LEWISTON – At Lewiston High School there would be no more pizza, turkey Italians, cheeseburgers, chicken nuggets, or even veggie burgers if a bill mandating only healthy food be sold in schools is passed by the Legislature.

Declining food sales would mean 11 jobs would be eliminated, warned Michael Sanborn, director of the School Nutrition Programs for the Lewiston School Department.

Because the bill says that only food with healthy amounts of fat and sugar – 30 to 35 percent – could be in food at schools, “approximately 70 percent of the food choice would not be allowed to Lewiston High School customers,” Sanborn testified Thursday during a public hearing on L.D. 796.

Bill sponsor Rep. Margaret Craven, D-Lewiston, disagreed Friday, saying Sanborn’s assessment “doesn’t make any sense. What could be in an Italian that’s not good for you?” unless the sandwich is so large it constitutes two or three servings.

“I don’t agree with him, but I do agree it’s going to take some effort” getting healthier foods in schools, Craven said. “There’s unhealthy food everywhere.

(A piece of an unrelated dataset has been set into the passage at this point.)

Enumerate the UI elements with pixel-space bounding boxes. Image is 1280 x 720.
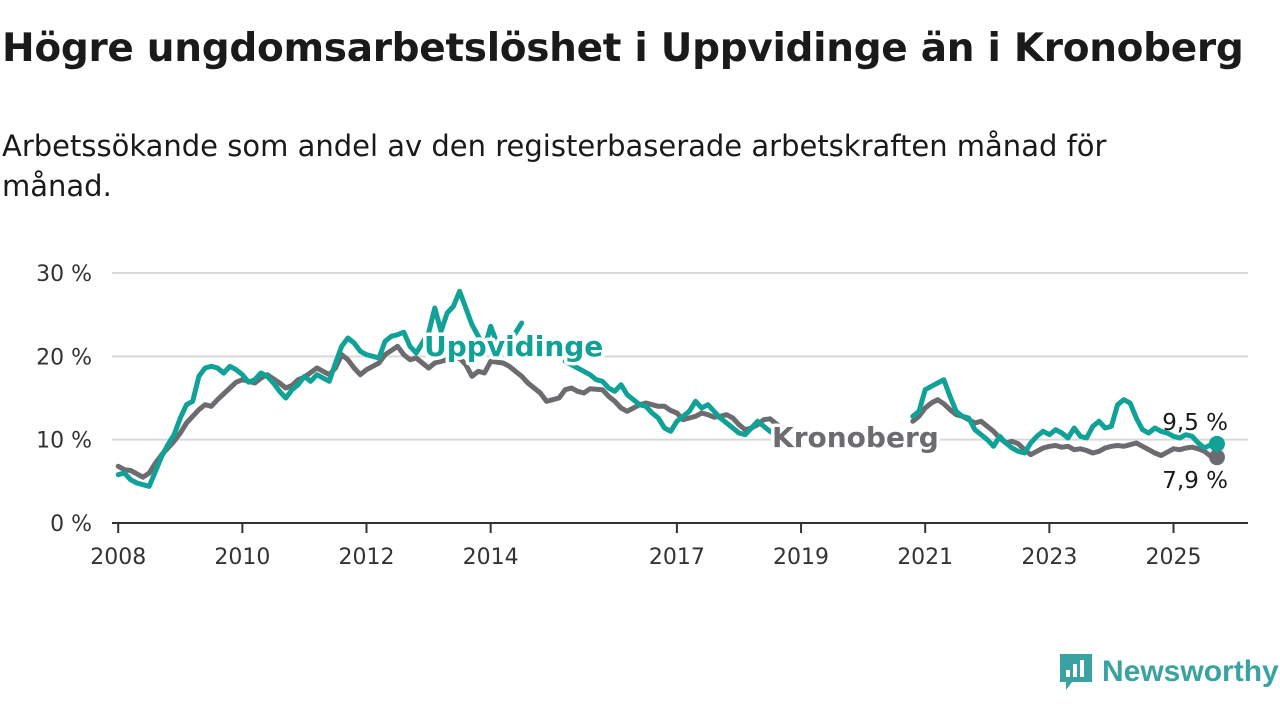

We should make sure that only healthy food is put in front of kids at school.”

Other testimony indicates that Maine school administrators have problems with the bill, which, in addition to mandating healthy food, proposes that schools:

• Require students take more physical education.

• Teach nutrition.

• Post nutritional information of menu items.

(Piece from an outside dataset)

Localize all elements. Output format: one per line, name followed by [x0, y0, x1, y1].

• Give students at least 20 minutes for lunch to avoid having them rush or eat junk food.

• Confidentially assess students’ height and weight.

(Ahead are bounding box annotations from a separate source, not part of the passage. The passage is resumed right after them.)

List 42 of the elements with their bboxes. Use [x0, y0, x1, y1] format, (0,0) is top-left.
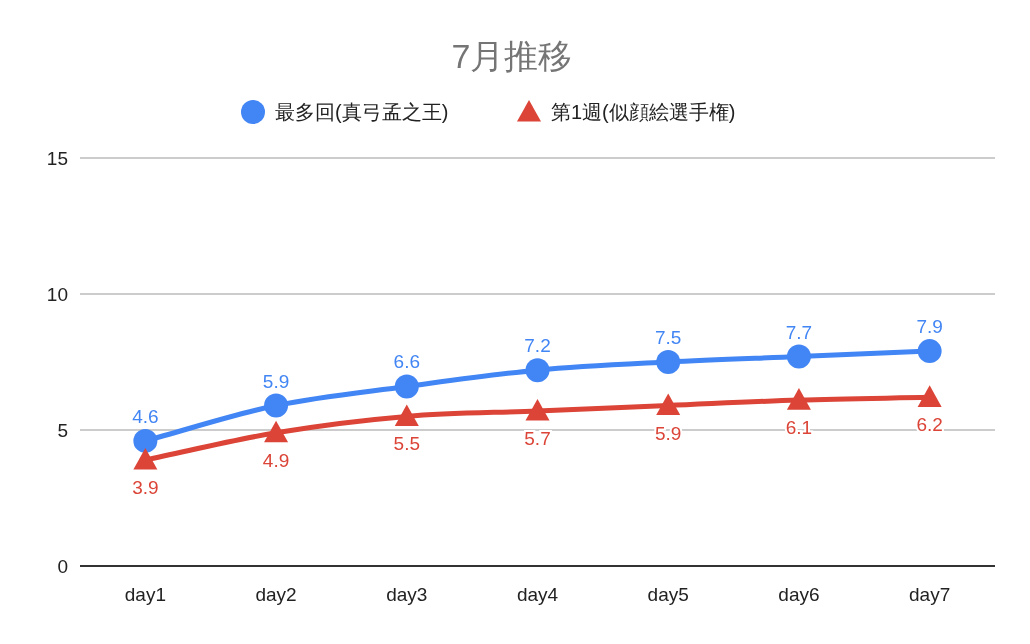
x-tick-label: day3 [386, 584, 428, 605]
chart-title: 7月推移 [451, 37, 573, 75]
point [917, 339, 942, 364]
data-label: 3.9 [132, 476, 159, 498]
x-tick-label: day7 [909, 584, 951, 605]
point [394, 374, 419, 399]
x-tick-label: day2 [255, 584, 297, 605]
y-tick-label: 5 [57, 420, 68, 441]
legend-label: 最多回(真弓孟之王) [275, 101, 449, 123]
point [786, 344, 811, 369]
x-tick-label: day5 [647, 584, 689, 605]
x-tick-label: day4 [516, 584, 559, 605]
point [656, 393, 681, 416]
data-label: 6.6 [393, 351, 420, 373]
x-tick-label: day6 [778, 584, 820, 605]
data-label: 5.9 [655, 422, 682, 444]
data-label: 5.7 [524, 427, 551, 449]
point [525, 358, 550, 383]
y-tick-label: 10 [46, 284, 68, 305]
legend-label: 第1週(似顔絵選手権) [551, 101, 736, 123]
data-label: 4.6 [132, 405, 159, 427]
data-label: 6.1 [785, 417, 813, 439]
data-label: 4.9 [262, 449, 290, 471]
point [264, 420, 289, 443]
point [917, 385, 942, 407]
data-label: 5.5 [393, 433, 420, 455]
data-label: 7.9 [916, 316, 943, 338]
x-tick-label: day1 [124, 584, 166, 605]
point [656, 350, 681, 374]
point [133, 447, 158, 470]
data-label: 5.9 [262, 370, 290, 392]
point [786, 388, 811, 410]
data-label: 7.7 [785, 321, 813, 343]
y-tick-label: 0 [57, 556, 68, 577]
point [264, 393, 289, 418]
point [525, 398, 550, 421]
data-label: 7.2 [524, 335, 551, 357]
y-tick-label: 15 [46, 148, 68, 169]
data-label: 7.5 [655, 327, 682, 348]
data-label: 6.2 [916, 414, 943, 436]
point [394, 404, 419, 426]
point [133, 428, 158, 453]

• Install milk vending machines and provide more local fruits and vegetables.

• Ban advertising for soda and other junk food on school grounds.

The bill seeks to implement recommendations from a state commission that studied what could be done to thin down Mainers, since a majority are overweight or obese.

Among those opposing or raising concerns was David MacDowell, food service director for the Bath public schools.

The bill would eliminate many items now sold in Bath schools, he said, including chicken nuggets, chicken sandwiches, hamburgers, spaghetti with meat sauce, hot dogs and milk, MacDowell said.

Speaking for Maine school boards and the Maine school superintendents, former legislator Wendy Pieh of the Maine School Management Association said restricting certain foods in schools may cause students to bring lunches that are even less healthy.

The MSMA listed problems with nearly every aspect of the bill.

It asked how schools, with schedules already jammed, could require students to take two or three hours of gym each week.

Mandating that students have 20 minutes for lunch interferes with the local collective bargaining process, and before schools provide local fruits and vegetables a cost study should be done, the MSMA said.

But the bill also had plenty of support.

The Maine PTA, the Maine Chapter of the American Academy of Pediatrics, the American Heart Association in Maine, school nutritionists and school nurses said the proposals are long overdue and necessary to improve the health of Maine children.

Diana Hixon of Bath, a nurse and mother of two, said that without mandates, food service directors can take liberties with “a la carte” offerings to make money, she said, adding it’s easy to sell sugar-laden cinnamon buns, candy-coated ice cream, or high-sugar beverages to kids.

Dr. Robert Holmberg of the Maine Chapter of the American Academy of Pediatrics said Maine has “a startling epidemic of childhood obesity with 36 percent of kindergartners now overweight or obese.”

The reasons: too much junk food and too much chair time, habits youngsters are learning early.

Since children spend much of their time in school, schools are the place to model healthy food and exercise, Holmberg said.

The Education Committee is scheduled to debate the bill on May 5.